October 29, 2010

Thoughts on Being Home

{ last year's halloween }
It's hard to imagine these sweet boys can be the source of so much stress as well as incredible joy.

I had a very lucrative and comfortable full-time job in Manhattan as an Executive Assistant up until August 31st of this year.  I gave it up voluntarily (along with the incredible benefits) to spend more time at home with the boys.  I was fortunate to work out a 10 hour/week consulting position helping with the firm's marketing efforts.  It gives our family a little cushion but it's chump change compared to what I used to make.

Up until this point, my in-laws had been watching the kids.  I never had to worry if they were being loved or given enough attention; my concern was that they were being loved way too much and allowed to get away with murder!

{ cj enjoying a juicy plum.  just a
prime example of the mess i'm
cleaning up after. }
In the first month home with the boys, I thought I might have to check myself into an insane asylum!  My day consisted of constantly changing dirty diapers, cleaning the floor of their mealtime mess, washing the dishes, doing loads of laundry, dealing with toddler tantrums, and somehow trying to whip up a meal in between.  I was lucky if I could take a shower, use the bathroom uninterrupted, or even rememer to eat.  And though I even had help (the in-laws come for a few hours in the morning), I was still struggling to keep it all together.

Thoughts like:
"What have I done?" 
"This is ludicrous!"

"Women are crazy for doing this!"
"I wonder if it's too late to get my job back."

started stirring in my head.

It didn't help that my oldest was just starting to go through his terrible twos.  And you know that kid in the playgroup that every parent shakes their head at and secretly thanks the Lord is not their child - yeah, well that would be my son.  He was the one guaranteed to be pushing, shoving, stealing, yanking, and causing other children to cry.

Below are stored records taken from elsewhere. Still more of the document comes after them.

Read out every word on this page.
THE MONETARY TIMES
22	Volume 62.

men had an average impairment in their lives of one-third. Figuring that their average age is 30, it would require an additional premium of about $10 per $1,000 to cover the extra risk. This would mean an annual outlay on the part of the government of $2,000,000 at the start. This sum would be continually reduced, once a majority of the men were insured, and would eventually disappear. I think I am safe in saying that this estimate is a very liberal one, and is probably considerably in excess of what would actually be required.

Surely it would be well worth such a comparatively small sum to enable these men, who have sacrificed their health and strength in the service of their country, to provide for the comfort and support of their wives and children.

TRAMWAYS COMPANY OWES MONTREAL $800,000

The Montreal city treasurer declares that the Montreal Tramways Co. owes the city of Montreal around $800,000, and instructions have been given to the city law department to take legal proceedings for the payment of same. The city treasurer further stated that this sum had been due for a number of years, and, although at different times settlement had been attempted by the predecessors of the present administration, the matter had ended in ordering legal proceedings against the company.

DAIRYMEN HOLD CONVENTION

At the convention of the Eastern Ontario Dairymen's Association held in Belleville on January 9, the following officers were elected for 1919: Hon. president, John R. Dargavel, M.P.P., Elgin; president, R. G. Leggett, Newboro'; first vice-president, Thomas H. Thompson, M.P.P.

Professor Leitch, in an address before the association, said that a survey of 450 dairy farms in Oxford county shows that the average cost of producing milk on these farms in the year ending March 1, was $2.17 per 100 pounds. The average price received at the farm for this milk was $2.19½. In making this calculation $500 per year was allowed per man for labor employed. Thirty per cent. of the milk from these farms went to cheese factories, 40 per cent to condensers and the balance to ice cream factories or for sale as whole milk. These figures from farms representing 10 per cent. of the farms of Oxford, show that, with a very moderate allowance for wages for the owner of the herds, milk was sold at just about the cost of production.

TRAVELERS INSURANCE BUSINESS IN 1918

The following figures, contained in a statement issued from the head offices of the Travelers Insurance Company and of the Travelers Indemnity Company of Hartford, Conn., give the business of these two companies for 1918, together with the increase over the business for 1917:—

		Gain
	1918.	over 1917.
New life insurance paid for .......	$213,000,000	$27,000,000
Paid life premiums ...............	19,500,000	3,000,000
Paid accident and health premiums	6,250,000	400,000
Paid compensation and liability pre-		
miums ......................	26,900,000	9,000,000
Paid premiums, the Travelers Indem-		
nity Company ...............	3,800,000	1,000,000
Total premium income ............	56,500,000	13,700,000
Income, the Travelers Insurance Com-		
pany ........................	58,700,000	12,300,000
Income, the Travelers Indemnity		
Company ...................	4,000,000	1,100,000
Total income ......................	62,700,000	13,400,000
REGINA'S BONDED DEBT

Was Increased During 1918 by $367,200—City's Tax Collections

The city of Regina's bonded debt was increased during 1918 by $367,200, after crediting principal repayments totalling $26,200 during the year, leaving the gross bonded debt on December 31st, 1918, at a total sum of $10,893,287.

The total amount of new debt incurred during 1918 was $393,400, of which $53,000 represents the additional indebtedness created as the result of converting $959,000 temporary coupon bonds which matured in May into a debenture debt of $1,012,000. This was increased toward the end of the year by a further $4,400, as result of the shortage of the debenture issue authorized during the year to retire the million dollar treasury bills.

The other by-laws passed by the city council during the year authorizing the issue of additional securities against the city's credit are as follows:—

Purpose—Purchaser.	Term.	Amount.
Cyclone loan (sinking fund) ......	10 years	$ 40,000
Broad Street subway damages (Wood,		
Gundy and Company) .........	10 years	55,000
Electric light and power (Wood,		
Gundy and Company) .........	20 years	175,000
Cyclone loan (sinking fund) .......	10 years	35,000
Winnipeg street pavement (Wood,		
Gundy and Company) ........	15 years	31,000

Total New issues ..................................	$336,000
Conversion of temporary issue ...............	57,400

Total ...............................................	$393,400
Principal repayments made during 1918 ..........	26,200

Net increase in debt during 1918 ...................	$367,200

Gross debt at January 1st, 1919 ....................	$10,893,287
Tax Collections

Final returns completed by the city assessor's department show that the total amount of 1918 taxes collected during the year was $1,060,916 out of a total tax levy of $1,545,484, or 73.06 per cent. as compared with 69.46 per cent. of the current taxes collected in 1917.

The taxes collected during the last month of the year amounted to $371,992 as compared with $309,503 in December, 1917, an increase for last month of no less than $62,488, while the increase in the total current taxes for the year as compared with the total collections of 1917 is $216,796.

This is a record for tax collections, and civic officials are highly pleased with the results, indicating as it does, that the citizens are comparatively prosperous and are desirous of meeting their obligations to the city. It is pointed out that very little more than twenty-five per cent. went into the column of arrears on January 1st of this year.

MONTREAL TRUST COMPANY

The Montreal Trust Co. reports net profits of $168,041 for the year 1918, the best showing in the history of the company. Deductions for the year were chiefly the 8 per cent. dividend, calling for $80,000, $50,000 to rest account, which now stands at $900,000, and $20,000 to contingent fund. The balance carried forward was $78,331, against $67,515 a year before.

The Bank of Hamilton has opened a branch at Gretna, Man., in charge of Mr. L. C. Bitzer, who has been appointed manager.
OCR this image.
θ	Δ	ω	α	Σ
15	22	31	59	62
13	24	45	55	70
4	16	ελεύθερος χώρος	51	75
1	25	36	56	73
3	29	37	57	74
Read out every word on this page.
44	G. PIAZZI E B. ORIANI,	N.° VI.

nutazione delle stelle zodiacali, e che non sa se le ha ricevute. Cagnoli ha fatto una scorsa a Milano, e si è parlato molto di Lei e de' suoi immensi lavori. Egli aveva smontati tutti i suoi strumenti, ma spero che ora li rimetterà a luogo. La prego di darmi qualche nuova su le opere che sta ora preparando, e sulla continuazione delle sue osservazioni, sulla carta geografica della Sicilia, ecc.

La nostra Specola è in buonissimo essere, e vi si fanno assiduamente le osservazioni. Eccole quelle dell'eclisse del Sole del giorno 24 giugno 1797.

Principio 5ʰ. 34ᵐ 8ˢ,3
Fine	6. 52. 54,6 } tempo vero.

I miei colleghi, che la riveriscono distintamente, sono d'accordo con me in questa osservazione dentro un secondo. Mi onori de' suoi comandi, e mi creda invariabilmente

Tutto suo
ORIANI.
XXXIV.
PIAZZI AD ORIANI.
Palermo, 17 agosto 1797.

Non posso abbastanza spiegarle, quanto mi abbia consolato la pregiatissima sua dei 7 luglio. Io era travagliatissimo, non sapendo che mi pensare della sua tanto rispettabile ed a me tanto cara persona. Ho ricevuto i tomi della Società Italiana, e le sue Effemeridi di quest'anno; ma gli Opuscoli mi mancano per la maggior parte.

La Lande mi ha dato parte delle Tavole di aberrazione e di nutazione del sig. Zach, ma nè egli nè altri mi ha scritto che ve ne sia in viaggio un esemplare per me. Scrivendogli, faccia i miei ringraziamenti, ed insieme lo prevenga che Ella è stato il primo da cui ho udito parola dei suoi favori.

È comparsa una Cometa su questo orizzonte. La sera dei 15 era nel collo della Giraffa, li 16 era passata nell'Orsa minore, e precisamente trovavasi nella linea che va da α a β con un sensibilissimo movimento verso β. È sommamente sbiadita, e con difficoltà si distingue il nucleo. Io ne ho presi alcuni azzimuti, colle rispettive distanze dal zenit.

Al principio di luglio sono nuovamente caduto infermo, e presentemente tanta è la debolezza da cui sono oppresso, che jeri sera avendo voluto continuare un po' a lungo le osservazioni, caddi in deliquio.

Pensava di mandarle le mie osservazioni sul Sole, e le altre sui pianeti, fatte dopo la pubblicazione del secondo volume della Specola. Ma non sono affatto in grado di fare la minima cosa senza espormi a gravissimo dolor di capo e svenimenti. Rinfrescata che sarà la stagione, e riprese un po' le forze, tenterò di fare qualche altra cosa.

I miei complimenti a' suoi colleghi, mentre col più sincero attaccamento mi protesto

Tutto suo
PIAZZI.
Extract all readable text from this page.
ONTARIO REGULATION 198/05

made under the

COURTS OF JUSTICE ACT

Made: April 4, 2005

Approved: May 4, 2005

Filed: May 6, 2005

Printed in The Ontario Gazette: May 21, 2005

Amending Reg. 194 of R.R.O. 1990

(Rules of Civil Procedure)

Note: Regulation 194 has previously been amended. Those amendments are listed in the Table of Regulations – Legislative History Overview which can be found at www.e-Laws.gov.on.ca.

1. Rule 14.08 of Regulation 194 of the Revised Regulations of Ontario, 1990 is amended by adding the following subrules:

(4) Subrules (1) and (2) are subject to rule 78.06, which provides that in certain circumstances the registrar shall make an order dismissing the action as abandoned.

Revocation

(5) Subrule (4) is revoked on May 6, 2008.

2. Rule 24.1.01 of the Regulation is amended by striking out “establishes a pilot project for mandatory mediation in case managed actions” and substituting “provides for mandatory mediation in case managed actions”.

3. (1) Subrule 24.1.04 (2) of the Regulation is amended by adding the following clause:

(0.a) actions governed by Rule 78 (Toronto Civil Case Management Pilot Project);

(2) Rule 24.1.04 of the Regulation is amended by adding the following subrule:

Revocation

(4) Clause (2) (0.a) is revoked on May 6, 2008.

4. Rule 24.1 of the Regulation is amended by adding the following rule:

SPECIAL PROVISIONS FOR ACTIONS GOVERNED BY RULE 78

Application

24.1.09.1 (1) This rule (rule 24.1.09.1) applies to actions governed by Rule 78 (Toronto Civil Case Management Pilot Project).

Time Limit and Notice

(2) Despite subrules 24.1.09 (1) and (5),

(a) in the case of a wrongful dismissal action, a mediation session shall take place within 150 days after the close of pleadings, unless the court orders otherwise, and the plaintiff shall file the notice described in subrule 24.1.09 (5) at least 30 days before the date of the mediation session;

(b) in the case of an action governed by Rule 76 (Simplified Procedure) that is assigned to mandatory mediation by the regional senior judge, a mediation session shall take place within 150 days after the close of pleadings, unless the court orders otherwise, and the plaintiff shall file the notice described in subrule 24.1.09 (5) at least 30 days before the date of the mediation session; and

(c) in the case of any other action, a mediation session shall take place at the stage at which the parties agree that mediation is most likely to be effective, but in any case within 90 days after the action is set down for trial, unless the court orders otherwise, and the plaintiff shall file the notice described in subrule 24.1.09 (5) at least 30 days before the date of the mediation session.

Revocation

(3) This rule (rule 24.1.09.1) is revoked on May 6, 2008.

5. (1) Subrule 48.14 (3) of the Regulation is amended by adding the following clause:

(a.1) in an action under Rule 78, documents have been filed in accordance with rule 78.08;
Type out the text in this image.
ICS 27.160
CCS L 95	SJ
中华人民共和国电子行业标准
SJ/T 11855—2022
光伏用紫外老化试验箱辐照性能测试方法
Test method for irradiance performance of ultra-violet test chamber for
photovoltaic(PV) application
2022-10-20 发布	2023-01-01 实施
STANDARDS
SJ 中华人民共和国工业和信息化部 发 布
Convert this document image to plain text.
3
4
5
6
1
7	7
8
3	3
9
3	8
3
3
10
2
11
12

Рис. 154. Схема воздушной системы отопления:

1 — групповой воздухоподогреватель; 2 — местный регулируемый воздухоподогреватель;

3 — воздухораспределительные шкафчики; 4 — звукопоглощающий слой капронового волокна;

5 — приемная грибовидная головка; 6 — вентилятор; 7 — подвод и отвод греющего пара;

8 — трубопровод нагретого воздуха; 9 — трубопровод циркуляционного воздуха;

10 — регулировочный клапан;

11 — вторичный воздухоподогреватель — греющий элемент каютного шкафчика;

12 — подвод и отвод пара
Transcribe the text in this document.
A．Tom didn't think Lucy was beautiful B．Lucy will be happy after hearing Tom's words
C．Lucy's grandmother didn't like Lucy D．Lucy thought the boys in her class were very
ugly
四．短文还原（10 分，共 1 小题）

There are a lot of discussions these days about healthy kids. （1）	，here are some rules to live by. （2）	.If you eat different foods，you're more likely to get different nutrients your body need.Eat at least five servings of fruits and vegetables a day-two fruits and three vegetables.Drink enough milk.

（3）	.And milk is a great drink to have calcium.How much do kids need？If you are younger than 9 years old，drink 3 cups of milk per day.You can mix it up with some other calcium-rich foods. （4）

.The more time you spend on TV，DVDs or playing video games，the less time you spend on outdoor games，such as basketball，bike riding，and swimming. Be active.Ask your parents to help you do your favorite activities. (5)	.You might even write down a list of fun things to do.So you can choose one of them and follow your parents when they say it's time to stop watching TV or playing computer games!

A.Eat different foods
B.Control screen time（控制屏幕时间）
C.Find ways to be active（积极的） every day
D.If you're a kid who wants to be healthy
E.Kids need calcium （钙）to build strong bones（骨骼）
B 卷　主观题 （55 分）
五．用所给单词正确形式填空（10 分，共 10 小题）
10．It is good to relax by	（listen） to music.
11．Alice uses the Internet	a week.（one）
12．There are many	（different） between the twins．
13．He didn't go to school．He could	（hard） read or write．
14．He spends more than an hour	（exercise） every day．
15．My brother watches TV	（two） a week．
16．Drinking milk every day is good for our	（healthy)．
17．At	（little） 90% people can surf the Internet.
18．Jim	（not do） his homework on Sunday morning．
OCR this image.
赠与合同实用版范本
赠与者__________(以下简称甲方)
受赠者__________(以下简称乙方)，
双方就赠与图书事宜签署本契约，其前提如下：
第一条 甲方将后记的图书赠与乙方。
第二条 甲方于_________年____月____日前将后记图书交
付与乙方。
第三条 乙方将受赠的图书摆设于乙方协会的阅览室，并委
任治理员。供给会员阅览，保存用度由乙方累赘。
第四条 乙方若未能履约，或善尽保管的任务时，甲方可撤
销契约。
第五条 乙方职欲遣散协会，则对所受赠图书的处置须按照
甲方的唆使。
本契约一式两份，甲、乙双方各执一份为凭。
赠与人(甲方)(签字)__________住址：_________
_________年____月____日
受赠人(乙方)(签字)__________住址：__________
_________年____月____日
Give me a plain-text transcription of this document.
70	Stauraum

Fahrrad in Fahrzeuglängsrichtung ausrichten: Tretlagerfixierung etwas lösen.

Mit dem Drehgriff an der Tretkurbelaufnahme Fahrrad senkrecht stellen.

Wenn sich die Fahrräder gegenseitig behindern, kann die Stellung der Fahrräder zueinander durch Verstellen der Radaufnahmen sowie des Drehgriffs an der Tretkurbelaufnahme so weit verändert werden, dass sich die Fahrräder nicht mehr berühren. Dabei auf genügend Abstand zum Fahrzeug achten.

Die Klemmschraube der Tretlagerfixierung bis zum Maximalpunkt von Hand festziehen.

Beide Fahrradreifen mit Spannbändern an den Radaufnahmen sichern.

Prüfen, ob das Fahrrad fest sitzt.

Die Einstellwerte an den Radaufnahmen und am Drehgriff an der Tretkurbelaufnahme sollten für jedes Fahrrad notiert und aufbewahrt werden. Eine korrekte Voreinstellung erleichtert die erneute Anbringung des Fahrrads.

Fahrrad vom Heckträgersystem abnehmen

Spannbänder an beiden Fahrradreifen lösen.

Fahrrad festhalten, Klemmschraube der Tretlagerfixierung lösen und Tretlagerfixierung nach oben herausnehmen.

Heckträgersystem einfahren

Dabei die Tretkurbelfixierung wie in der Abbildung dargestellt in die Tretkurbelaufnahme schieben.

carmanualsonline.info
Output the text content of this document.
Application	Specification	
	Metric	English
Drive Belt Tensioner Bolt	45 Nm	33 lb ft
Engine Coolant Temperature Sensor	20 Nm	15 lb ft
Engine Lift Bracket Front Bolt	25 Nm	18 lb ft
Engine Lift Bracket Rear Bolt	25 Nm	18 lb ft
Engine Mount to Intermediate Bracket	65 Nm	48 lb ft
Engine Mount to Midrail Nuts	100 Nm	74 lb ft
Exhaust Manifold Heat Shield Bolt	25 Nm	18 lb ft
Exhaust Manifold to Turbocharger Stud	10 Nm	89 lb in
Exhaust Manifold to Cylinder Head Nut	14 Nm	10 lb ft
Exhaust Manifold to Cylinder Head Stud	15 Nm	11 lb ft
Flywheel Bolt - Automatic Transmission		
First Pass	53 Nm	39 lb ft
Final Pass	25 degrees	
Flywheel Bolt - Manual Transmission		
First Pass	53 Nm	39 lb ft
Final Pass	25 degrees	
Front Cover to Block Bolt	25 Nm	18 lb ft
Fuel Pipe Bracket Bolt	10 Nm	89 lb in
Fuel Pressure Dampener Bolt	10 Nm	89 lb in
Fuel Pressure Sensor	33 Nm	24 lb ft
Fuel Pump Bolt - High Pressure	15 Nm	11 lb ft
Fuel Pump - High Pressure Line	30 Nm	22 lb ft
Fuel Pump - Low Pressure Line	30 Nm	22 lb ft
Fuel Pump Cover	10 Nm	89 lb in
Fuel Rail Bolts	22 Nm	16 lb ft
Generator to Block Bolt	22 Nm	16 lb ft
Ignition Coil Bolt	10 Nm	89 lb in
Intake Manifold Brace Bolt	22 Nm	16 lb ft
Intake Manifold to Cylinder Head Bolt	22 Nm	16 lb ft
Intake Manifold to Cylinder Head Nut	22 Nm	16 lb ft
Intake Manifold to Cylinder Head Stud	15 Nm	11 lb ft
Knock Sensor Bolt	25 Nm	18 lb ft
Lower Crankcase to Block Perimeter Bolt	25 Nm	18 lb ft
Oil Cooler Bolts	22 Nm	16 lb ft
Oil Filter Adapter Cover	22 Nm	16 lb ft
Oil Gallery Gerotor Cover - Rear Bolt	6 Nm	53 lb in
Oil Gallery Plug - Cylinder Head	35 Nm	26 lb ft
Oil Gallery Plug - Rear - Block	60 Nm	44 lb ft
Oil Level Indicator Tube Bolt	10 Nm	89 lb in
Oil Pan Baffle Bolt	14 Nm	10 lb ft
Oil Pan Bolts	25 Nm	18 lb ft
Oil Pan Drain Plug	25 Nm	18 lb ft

{ boys making their usual mess }
On the weekends, James and I would try to address these issues with CJ and reinforce good behavior.  But on a daily, consistent basis, my son was lacking discipline, structure, and guidelines.  James and I knew it was important for us as his parents to provide that.  So we were prompted to consider our options and I vacillated back and forth on whether or not to leave my job.  I consulted other stay-home moms and how they managed on one income, and they all said it was feasible.  You make lifestyle changes and make it work.

Well, God has a way of working and directing our paths when we come to difficult crossroads.  James and I knew it would be a big financial sacrifice for our family, but God revealed to us our idol of security and comfort.  He started chipping away at it and laying on our hearts the greater investments in this world than a nice home, fancy cars, or the latest doo-dads.  It really came down to evaluating our priorities and then putting our faith and trust in the Lord, His provision, and His guidance.

{ cj is less of a terror at the
playground.  here he plays with
a few friend. }
I've now gotten into a routine with the kids, and in one month, can already see the benefits.  My mom, my best friend, and even my mother-in-law have all noted a difference in CJ's behavior.  He didn't push as much or throw as many tantrums.  He still has his off-days (oh believe me, there are still many days I just want to yank out all my hair!), but it's been a gradual transformation.

It wasn't some magical formula on my part.  In fact, I credit it to a lot of prayer (from hubby, friends, family)!  It does also require constantly reinforcing what is right and what is wrong, teaching him to be kind and obedient, over and over again (sounding much like a broken record).  I also highly recommend the book, Don't Make Me Count to Three.  It's an easy read with great biblical and practical insights on how to rear children.

In only two months that I've been home, I can already see the impact and benefits it's had for my children and my family.  I won't say it's easy because it's not, but I am trusting the Lord for much guidance, patience, wisdom, and grace.

God is good, and He gives us what we need and so much more!